En un recipiente grande, poné la barra completa de mantequilla a temperatura ambiente junto con Natuvia Granulado. Batí con una batidora eléctrica o varillas de mano hasta que la mezcla esté cremosa y de color pálido.
Agregá el huevo y la esencia de vainilla a la mezcla. Batí hasta que se incorpore por completo.
En un recipiente aparte, mezcla la harina, los pistachos molidos, el polvo de hornear y la pizca de sal.
Añadí los ingredientes secos a la mezcla de mantequilla y Natuvia. Mezcla primero con una espatula y luego con las manos, amasando solo lo justo hasta que la harina se haya Integrado y se forme una masa suave. Si la masa esta muy pegajosa, refrigerala por 15 minutos.
Hacé bolitas de masa de unos 20 gramos cada una. Colocá las bolitas en la bandeja para hornear. Con la base de un vaso o con tus dedos, aplastá ligeramente cada bolita para que tomen forma de galleta. Si lo deseás, esparcí unos trocitos de pistacho picado encima.

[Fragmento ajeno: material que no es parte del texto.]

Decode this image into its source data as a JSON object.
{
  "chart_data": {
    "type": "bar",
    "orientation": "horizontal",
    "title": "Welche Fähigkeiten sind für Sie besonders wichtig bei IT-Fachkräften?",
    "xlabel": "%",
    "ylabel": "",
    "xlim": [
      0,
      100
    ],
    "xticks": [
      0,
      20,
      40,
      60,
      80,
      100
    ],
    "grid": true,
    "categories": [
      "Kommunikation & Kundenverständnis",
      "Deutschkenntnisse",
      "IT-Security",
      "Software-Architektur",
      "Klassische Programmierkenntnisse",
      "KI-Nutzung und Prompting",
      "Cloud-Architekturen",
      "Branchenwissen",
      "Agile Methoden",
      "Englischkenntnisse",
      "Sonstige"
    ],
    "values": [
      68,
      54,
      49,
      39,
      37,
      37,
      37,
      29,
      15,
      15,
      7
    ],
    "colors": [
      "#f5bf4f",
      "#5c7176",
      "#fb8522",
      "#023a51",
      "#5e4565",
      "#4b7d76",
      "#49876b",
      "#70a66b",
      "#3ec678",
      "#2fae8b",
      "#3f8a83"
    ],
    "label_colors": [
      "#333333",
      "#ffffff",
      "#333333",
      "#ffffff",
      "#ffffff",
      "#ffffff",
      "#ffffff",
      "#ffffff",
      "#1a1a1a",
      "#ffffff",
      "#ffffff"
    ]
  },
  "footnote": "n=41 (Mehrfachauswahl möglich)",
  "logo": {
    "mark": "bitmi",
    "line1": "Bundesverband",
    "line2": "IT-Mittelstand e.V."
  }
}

Llevá al horno por 12 a 15 minutos. Debés sacarlas cuando los bordes se vean ligeramente dorados. Dejalas enfriar por completo en una rejilla.
Derretí el chocolate blanco en el microondas en intervalos de 30 segundos, o a baño María. Si el chocolate está muy espeso, agregale la media cucharadita de acelte de coco y revolvé.
Poné el chocolate derretido en una bolsita plástica pequeña o manga pastelera, cortale la puntita y hacé un drizzle (líneas finas) sobre cada galleta cuando ya estén frías. Dejá que el chocolate se seque antes de servir.